Yıl 1992 olsa gerek bir arkadaşımla birlikte Eskişehir'e gelmiştim. Merhum Molla İzettin Yıldırım'ın ikamet ettiği Tanış sokaktaki dört katlı Risale-i Nur medresesinde; zatı aliniz, Urfalı şair Atilla Maraş ve o zamanın et ve Balık Kombinası müdürü Hasan Gençdal da sohbete iştirak etmişlerdi.
Malumu olduğu üzere yeme içme bahanedir asıl olan sohbettir. Öyle güzel bir ortamda Zat-ı aliniz Risale-i nur dersini can kulağıyla dinleyip Bediüzzaman Said Nurs'inin yazdığı eserlerin muhteşem olduğunu ifade ettiniz.
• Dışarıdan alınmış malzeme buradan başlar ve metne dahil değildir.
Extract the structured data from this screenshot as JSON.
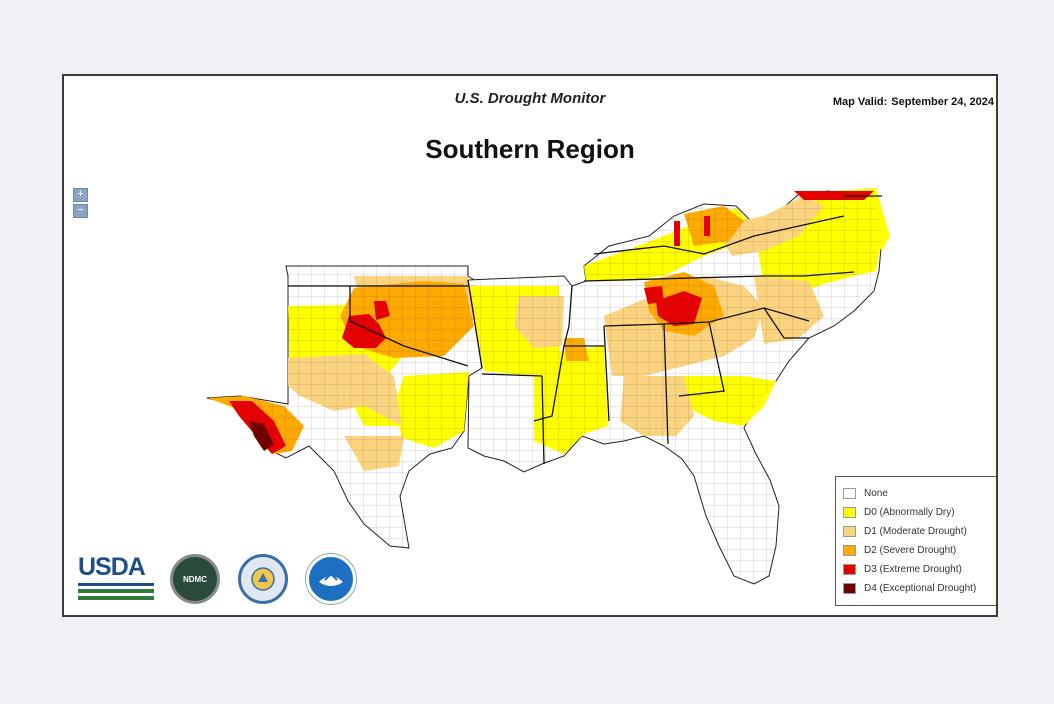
{
  "header": {
    "title": "U.S. Drought Monitor",
    "valid_label": "Map Valid:",
    "valid_date": "September 24, 2024"
  },
  "region_title": "Southern Region",
  "zoom": {
    "in_label": "+",
    "out_label": "−"
  },
  "legend": [
    {
      "label": "None",
      "color": "#ffffff"
    },
    {
      "label": "D0 (Abnormally Dry)",
      "color": "#ffff00"
    },
    {
      "label": "D1 (Moderate Drought)",
      "color": "#fcd37f"
    },
    {
      "label": "D2 (Severe Drought)",
      "color": "#ffaa00"
    },
    {
      "label": "D3 (Extreme Drought)",
      "color": "#e60000"
    },
    {
      "label": "D4 (Exceptional Drought)",
      "color": "#730000"
    }
  ],
  "logos": {
    "usda": "USDA",
    "ndmc": "NDMC"
  },
  "icons": [
    "usda-logo",
    "ndmc-logo",
    "commerce-seal-icon",
    "noaa-logo"
  ]
}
Oslo görüşmeleri ile başlayan, Mit tırları, ve nihayet onbeş temmuz darbesini yapmak üzere vahşice kendi insanını bombalayan ekibin o gaddar ve mel'un yapısı gün geçtikçe Feto ile bağlantılı olarak kabul edilen darbe girişiminden sonra, bazı yazar ve çizerlerin Fetoyu yerden yere vururken ancak bunu başka bir mecraya sürükleyip ve adeta fırsat kollar gibi Said Nurs'iyidebu işin içine çekmeye çalışmak ve suçlamak gizli bir projenin parçaları olsa gerek.
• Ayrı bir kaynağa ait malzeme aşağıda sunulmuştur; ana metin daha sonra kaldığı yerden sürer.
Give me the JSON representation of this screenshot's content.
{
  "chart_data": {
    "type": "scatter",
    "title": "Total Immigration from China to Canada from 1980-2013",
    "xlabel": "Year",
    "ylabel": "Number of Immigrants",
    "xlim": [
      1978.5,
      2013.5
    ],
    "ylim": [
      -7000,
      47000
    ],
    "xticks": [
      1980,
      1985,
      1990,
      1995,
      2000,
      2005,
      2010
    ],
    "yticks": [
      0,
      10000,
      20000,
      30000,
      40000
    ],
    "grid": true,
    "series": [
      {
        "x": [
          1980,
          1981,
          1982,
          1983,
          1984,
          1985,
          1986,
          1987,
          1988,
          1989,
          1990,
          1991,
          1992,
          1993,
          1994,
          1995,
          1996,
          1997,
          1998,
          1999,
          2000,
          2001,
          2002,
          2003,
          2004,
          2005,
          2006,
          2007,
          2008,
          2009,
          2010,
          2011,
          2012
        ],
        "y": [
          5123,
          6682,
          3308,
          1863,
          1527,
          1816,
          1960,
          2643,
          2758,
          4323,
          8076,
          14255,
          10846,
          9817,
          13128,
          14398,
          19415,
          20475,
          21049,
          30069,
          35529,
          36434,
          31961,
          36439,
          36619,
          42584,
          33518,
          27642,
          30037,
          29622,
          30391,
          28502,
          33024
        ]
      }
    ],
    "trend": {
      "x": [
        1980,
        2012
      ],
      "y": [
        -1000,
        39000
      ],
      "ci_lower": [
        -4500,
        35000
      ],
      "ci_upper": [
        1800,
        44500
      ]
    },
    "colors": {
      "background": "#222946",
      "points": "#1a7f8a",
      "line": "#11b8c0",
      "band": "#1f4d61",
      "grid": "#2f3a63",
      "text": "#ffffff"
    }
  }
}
Sayın Müftüoğlu ! nerede ise bir ömür boyu Said Nurs'i hakkında en ufak bir menfi söylemde bulunmamanız takdire şayan iken, Feto olayından sonra Said Nurs'iyi suçlamanız izahtan varestedir.
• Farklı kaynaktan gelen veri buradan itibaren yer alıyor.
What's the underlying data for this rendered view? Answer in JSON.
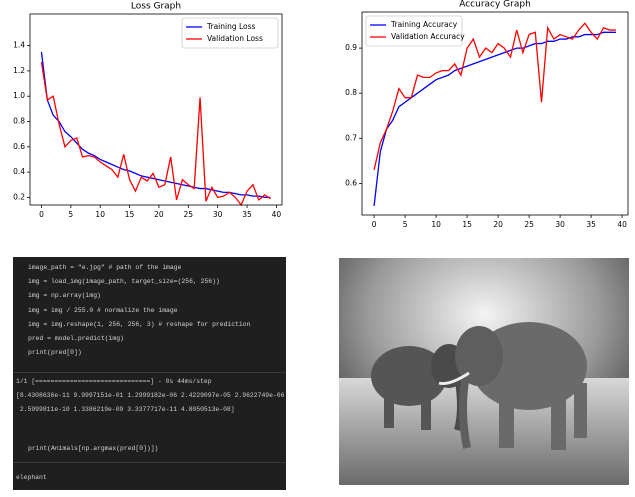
{
  "chart_data": [
    {
      "type": "line",
      "title": "Loss Graph",
      "legend": "upper right",
      "x": [
        0,
        1,
        2,
        3,
        4,
        5,
        6,
        7,
        8,
        9,
        10,
        11,
        12,
        13,
        14,
        15,
        16,
        17,
        18,
        19,
        20,
        21,
        22,
        23,
        24,
        25,
        26,
        27,
        28,
        29,
        30,
        31,
        32,
        33,
        34,
        35,
        36,
        37,
        38,
        39
      ],
      "series": [
        {
          "name": "Training Loss",
          "color": "#0000ff",
          "values": [
            1.35,
            0.97,
            0.85,
            0.8,
            0.72,
            0.68,
            0.63,
            0.58,
            0.55,
            0.53,
            0.5,
            0.48,
            0.46,
            0.44,
            0.42,
            0.41,
            0.39,
            0.37,
            0.36,
            0.35,
            0.34,
            0.33,
            0.32,
            0.31,
            0.3,
            0.29,
            0.28,
            0.27,
            0.27,
            0.26,
            0.25,
            0.24,
            0.24,
            0.23,
            0.22,
            0.22,
            0.21,
            0.21,
            0.2,
            0.2
          ]
        },
        {
          "name": "Validation Loss",
          "color": "#ff0000",
          "values": [
            1.27,
            0.97,
            1.0,
            0.78,
            0.6,
            0.65,
            0.67,
            0.52,
            0.53,
            0.52,
            0.48,
            0.45,
            0.42,
            0.36,
            0.54,
            0.34,
            0.25,
            0.36,
            0.33,
            0.39,
            0.28,
            0.3,
            0.52,
            0.18,
            0.34,
            0.3,
            0.27,
            0.99,
            0.17,
            0.28,
            0.2,
            0.21,
            0.24,
            0.2,
            0.14,
            0.25,
            0.3,
            0.18,
            0.22,
            0.19
          ]
        }
      ],
      "xlim": [
        -1.95,
        40.95
      ],
      "xticks": [
        0,
        5,
        10,
        15,
        20,
        25,
        30,
        35,
        40
      ],
      "ylim": [
        0.14,
        1.65
      ],
      "yticks": [
        0.2,
        0.4,
        0.6,
        0.8,
        {
          "value": 1,
          "label": "1.0"
        },
        1.2,
        1.4
      ]
    },
    {
      "type": "line",
      "title": "Accuracy Graph",
      "legend": "upper left",
      "x": [
        0,
        1,
        2,
        3,
        4,
        5,
        6,
        7,
        8,
        9,
        10,
        11,
        12,
        13,
        14,
        15,
        16,
        17,
        18,
        19,
        20,
        21,
        22,
        23,
        24,
        25,
        26,
        27,
        28,
        29,
        30,
        31,
        32,
        33,
        34,
        35,
        36,
        37,
        38,
        39
      ],
      "series": [
        {
          "name": "Training Accuracy",
          "color": "#0000ff",
          "values": [
            0.55,
            0.67,
            0.72,
            0.74,
            0.77,
            0.78,
            0.79,
            0.8,
            0.81,
            0.82,
            0.83,
            0.835,
            0.84,
            0.85,
            0.855,
            0.86,
            0.865,
            0.87,
            0.875,
            0.88,
            0.885,
            0.89,
            0.895,
            0.9,
            0.9,
            0.905,
            0.91,
            0.91,
            0.915,
            0.915,
            0.92,
            0.92,
            0.925,
            0.925,
            0.93,
            0.93,
            0.93,
            0.935,
            0.935,
            0.935
          ]
        },
        {
          "name": "Validation Accuracy",
          "color": "#ff0000",
          "values": [
            0.63,
            0.69,
            0.72,
            0.76,
            0.81,
            0.79,
            0.79,
            0.84,
            0.835,
            0.835,
            0.845,
            0.85,
            0.85,
            0.865,
            0.84,
            0.9,
            0.92,
            0.88,
            0.9,
            0.89,
            0.91,
            0.9,
            0.88,
            0.94,
            0.89,
            0.93,
            0.935,
            0.78,
            0.945,
            0.92,
            0.93,
            0.925,
            0.92,
            0.94,
            0.955,
            0.935,
            0.92,
            0.945,
            0.94,
            0.94
          ]
        }
      ],
      "xlim": [
        -1.95,
        40.95
      ],
      "xticks": [
        0,
        5,
        10,
        15,
        20,
        25,
        30,
        35,
        40
      ],
      "ylim": [
        0.53,
        0.98
      ],
      "yticks": [
        0.6,
        0.7,
        0.8,
        0.9
      ]
    }
  ],
  "code_panel": {
    "cell1": [
      "image_path = \"e.jpg\" # path of the image",
      "img = load_img(image_path, target_size=(256, 256))",
      "img = np.array(img)",
      "img = img / 255.0 # normalize the image",
      "img = img.reshape(1, 256, 256, 3) # reshape for prediction",
      "pred = model.predict(img)",
      "print(pred[0])"
    ],
    "output1": [
      "1/1 [==============================] - 0s 44ms/step",
      "[8.4308636e-11 9.9997151e-01 1.2999182e-06 2.4229097e-05 2.9622749e-06",
      " 2.5999811e-10 1.3386219e-09 3.3377717e-11 4.8050513e-08]"
    ],
    "cell2": [
      "print(Animals[np.argmax(pred[0])])"
    ],
    "output2": [
      "elephant"
    ]
  }
}
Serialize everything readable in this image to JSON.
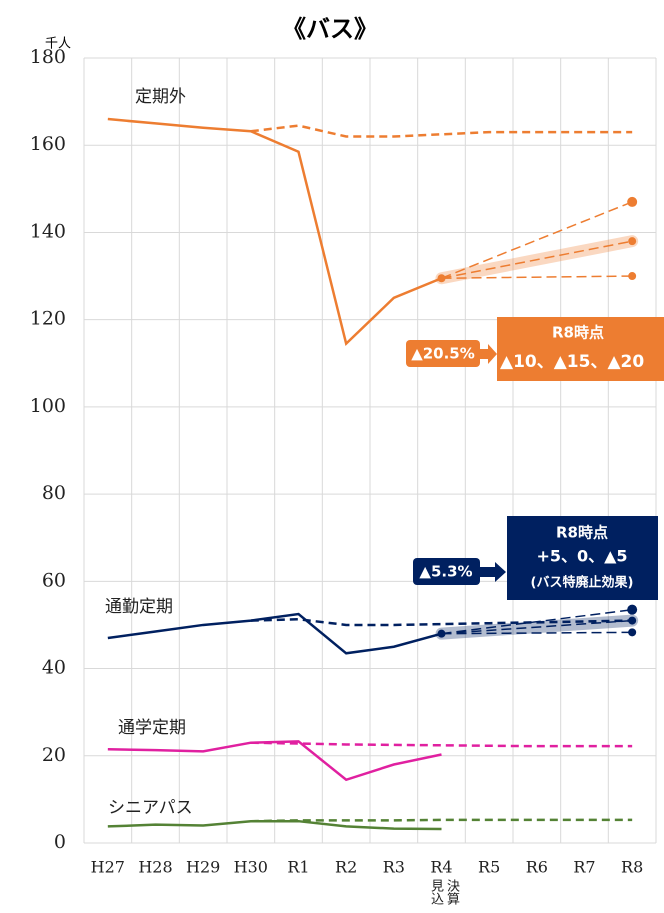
{
  "chart_data": {
    "type": "line",
    "title": "《バス》",
    "y_unit": "千人",
    "categories": [
      "H27",
      "H28",
      "H29",
      "H30",
      "R1",
      "R2",
      "R3",
      "R4",
      "R5",
      "R6",
      "R7",
      "R8"
    ],
    "category_note": [
      "見込",
      "決算"
    ],
    "ylim": [
      0,
      180
    ],
    "yticks": [
      0,
      20,
      40,
      60,
      80,
      100,
      120,
      140,
      160,
      180
    ],
    "grid": true,
    "series": [
      {
        "name": "定期外",
        "color": "#ed7d31",
        "values": [
          166,
          165,
          164,
          163.2,
          158.5,
          114.5,
          125,
          129.5,
          null,
          null,
          null,
          null
        ],
        "trend": [
          null,
          null,
          null,
          163.2,
          164.5,
          162,
          162,
          162.5,
          163,
          163,
          163,
          163
        ],
        "forecast": [
          147,
          138,
          130
        ],
        "highlight": 1
      },
      {
        "name": "通勤定期",
        "color": "#002060",
        "values": [
          47,
          48.5,
          50,
          51,
          52.5,
          43.5,
          45,
          48,
          null,
          null,
          null,
          null
        ],
        "trend": [
          null,
          null,
          null,
          51,
          51.3,
          50,
          50,
          50.2,
          50.4,
          50.6,
          50.8,
          51
        ],
        "forecast": [
          53.5,
          51,
          48.3
        ],
        "highlight": 1
      },
      {
        "name": "通学定期",
        "color": "#e020a0",
        "values": [
          21.5,
          21.3,
          21,
          23,
          23.3,
          14.5,
          18,
          20.3,
          null,
          null,
          null,
          null
        ],
        "trend": [
          null,
          null,
          null,
          23,
          22.8,
          22.6,
          22.5,
          22.4,
          22.3,
          22.2,
          22.2,
          22.2
        ]
      },
      {
        "name": "シニアパス",
        "color": "#548235",
        "values": [
          3.8,
          4.2,
          4,
          5,
          5,
          3.8,
          3.3,
          3.2,
          null,
          null,
          null,
          null
        ],
        "trend": [
          null,
          null,
          null,
          5,
          5.2,
          5.2,
          5.2,
          5.3,
          5.3,
          5.3,
          5.3,
          5.3
        ]
      }
    ],
    "annotations": [
      "▲20.5%",
      "R8時点",
      "▲10、▲15、▲20",
      "▲5.3%",
      "R8時点",
      "+5、0、▲5",
      "(バス特廃止効果)"
    ]
  }
}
Sayın Atasoy Müftüoğlu! Said Nursi'nin yazdığı Zülfikar kitabının Hz. Ali (r.a.) tarafından kendisine yazdırıldığını iddia ederken kitabın hangi bölümünün ve hangi sayfasında böyle bir ifadenin yer aldığını yazmanız gerekirdi. Doğruyu bilmek herkesin en tabii hakkıdır. Bu hususta hiç bir şey belirtmeden sadece kitabın ismini vermek hakkaniyete asla uygun değildir Okuyucuyu yanıltmaktan başka..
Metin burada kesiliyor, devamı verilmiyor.